【特集】“シンデレラストーリー”は続いた!…フリースタイル74kg級・萱森浩輝【2007年6月11日】








 フリースタイル60kg級に続く混戦模様を呈したフリースタイル74kg級を制したのは、1月の全日本選手権で小幡邦彦(ALSOK綜合警備保障)のV8を阻んだ新潟・県央工業高校の非常勤講師を務める萱森浩輝(かやもり・こうき)だった。決勝戦、プレーオフと全日本選手権覇者の長島和幸(クリナップ)から連勝し、シニアの国際大会未経験の萱森が今年の世界代表の切符を手に入れた。(右・下写真ともプレーオフで闘う萱森=青)

 1月の全日本選手権で小幡を倒したシンデレラストーリーには続きがあった。その時は殊勲を挙げたものの2位となったことで、「五輪を語れるレベルじゃない」と天狗にならず、ひたすら足元を固める練習をこなした。
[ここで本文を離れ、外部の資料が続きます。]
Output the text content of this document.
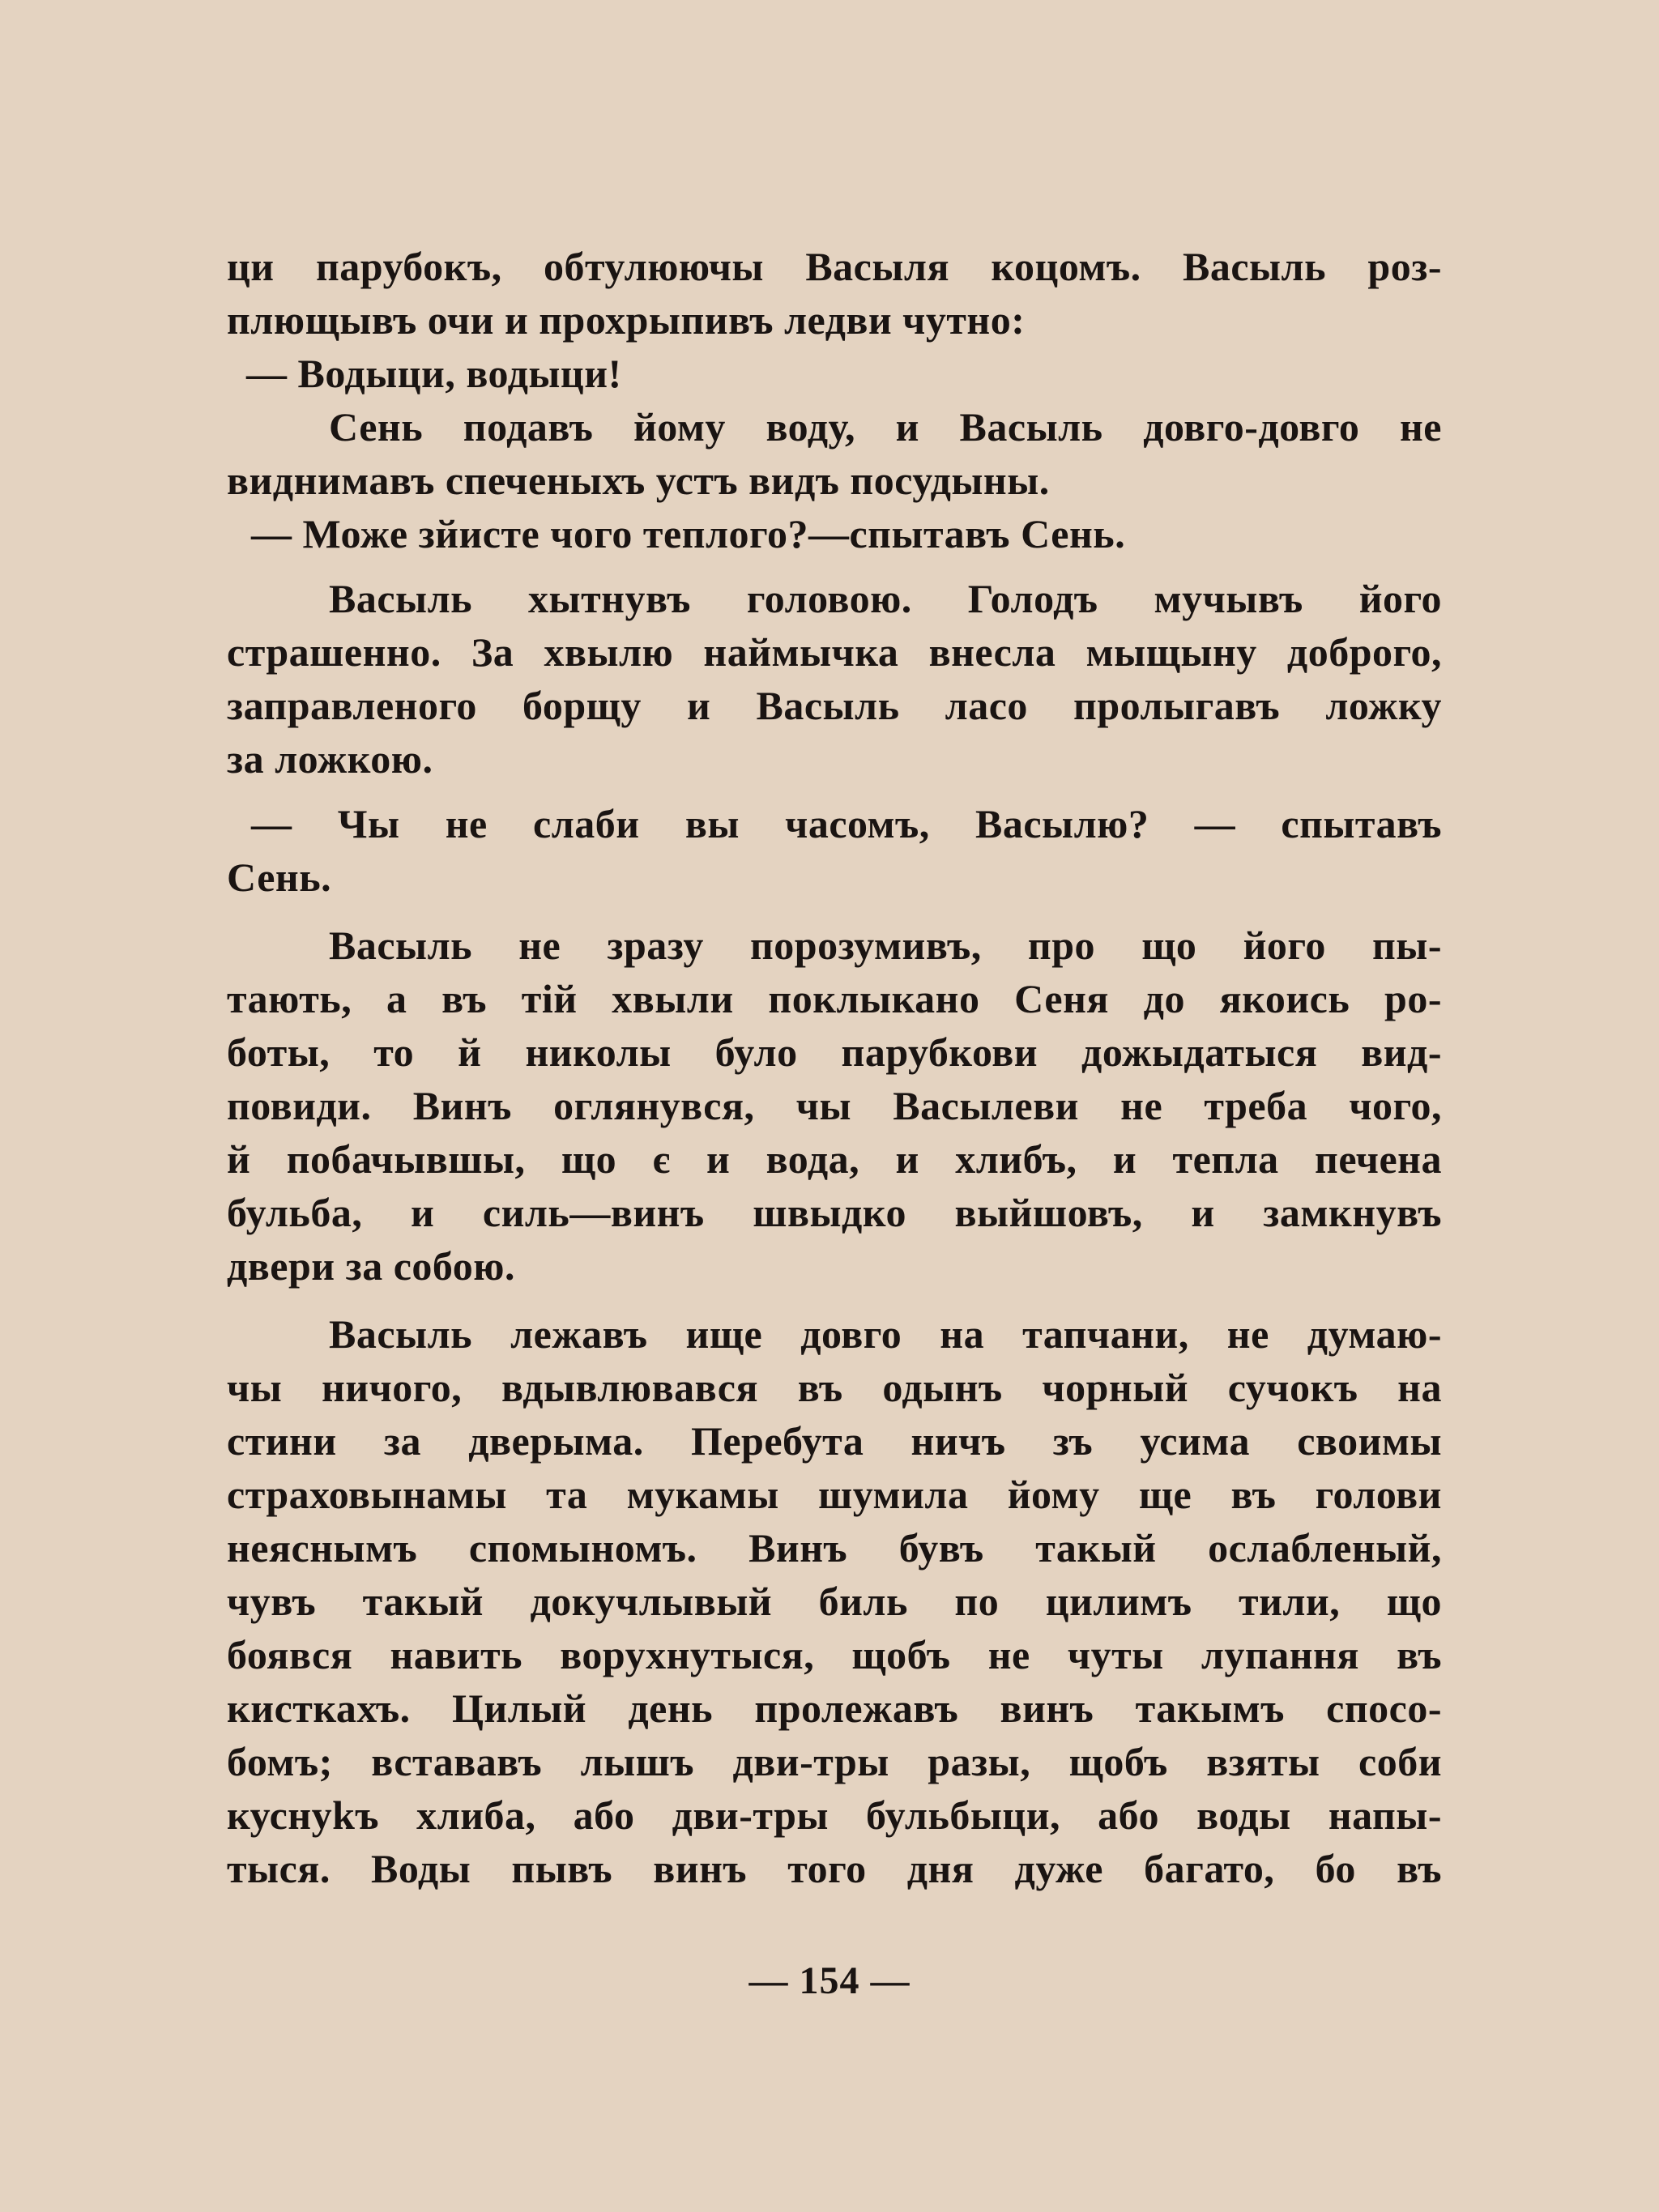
ци парубокъ, обтулюючы Васыля коцомъ. Васыль роз-
плющывъ очи и прохрыпивъ ледви чутно:
— Водыци, водыци!
Сень подавъ йому воду, и Васыль довго-довго не
виднимавъ спеченыхъ устъ видъ посудыны.
— Може зйисте чого теплого?—спытавъ Сень.
Васыль хытнувъ головою. Голодъ мучывъ його
страшенно. За хвылю наймычка внесла мыщыну доброго,
заправленого борщу и Васыль ласо пролыгавъ ложку
за ложкою.
— Чы не слаби вы часомъ, Васылю? — спытавъ
Сень.
Васыль не зразу порозумивъ, про що його пы-
тають, а въ тій хвыли поклыкано Сеня до якоись ро-
боты, то й николы було парубкови дожыдатыся вид-
повиди. Винъ оглянувся, чы Васылеви не треба чого,
й побачывшы, що є и вода, и хлибъ, и тепла печена
бульба, и силь—винъ швыдко выйшовъ, и замкнувъ
двери за собою.
Васыль лежавъ ище довго на тапчани, не думаю-
чы ничого, вдывлювався въ одынъ чорный сучокъ на
стини за дверыма. Перебута ничъ зъ усима своимы
страховынамы та мукамы шумила йому ще въ голови
неяснымъ спомыномъ. Винъ бувъ такый ослабленый,
чувъ такый докучлывый биль по цилимъ тили, що
боявся навить ворухнутыся, щобъ не чуты лупання въ
кисткахъ. Цилый день пролежавъ винъ такымъ спосо-
бомъ; встававъ лышъ дви-тры разы, щобъ взяты соби
куснykъ хлиба, або дви-тры бульбыци, або воды напы-
тыся. Воды пывъ винъ того дня дуже багато, бо въ
— 154 —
全日本選手権で優勝できなかったのは、自分の勘違いで、リードしているにもかかわらず無理にタックルに行ったところを長島に返されたから。「タックル返しをもらないように対策は積んできました」としっかり悪いところは修整してきた。

 しかし、萱森の第一目標は優勝でも長島に勝つことでもなかった。「同期の加藤陽輔に6連敗くらいしているので、決勝よりもまずは加藤に勝つことを考えていました」。準決勝で激突した加藤戦は予想どおりフルラウンドにもつれたが、最後はクリンチでものにした。そして決勝戦、プレーオフと持ち前のやわらかいレスリングでものにした。

 学生時代は無冠。「日本代表の(自分の姿を)想像できたました?」の問いには「できなかったですね」と照れ笑い。ただ、全日本王者になる伏線はあった。それは萱森が日体大時代に住んでいた寮の部屋についてのエピソードだ。萱森に割り当てられた部屋は、笹本睦、池松和彦、松永共広と“チャンピオン”を毎年輩出している部屋だったのだ。

 「学生時代、自分が無冠に終わってその伝統を途切れさせてしまった」と以前、申し訳なさそうに話していた萱森だが、今回日本代表に輝き伝統を継げたことで「ホッとした」と笑顔を見せた。

 「今日はコイントスの運もよかった」と巡ってきたチャンスを確実にものにした。海外の実績はほぼないが、この男に、日本フリースタイル74kg級の五輪出場枠獲得が託された。全日本男子合宿の名物“100日合宿”(6月18日から9月まで実施予定)にも「所属の学校が特別待遇を許してくれるなら、ぜひ参加したい」と意欲を見せた萱森のシンデレラストーリーはまだまだ続く。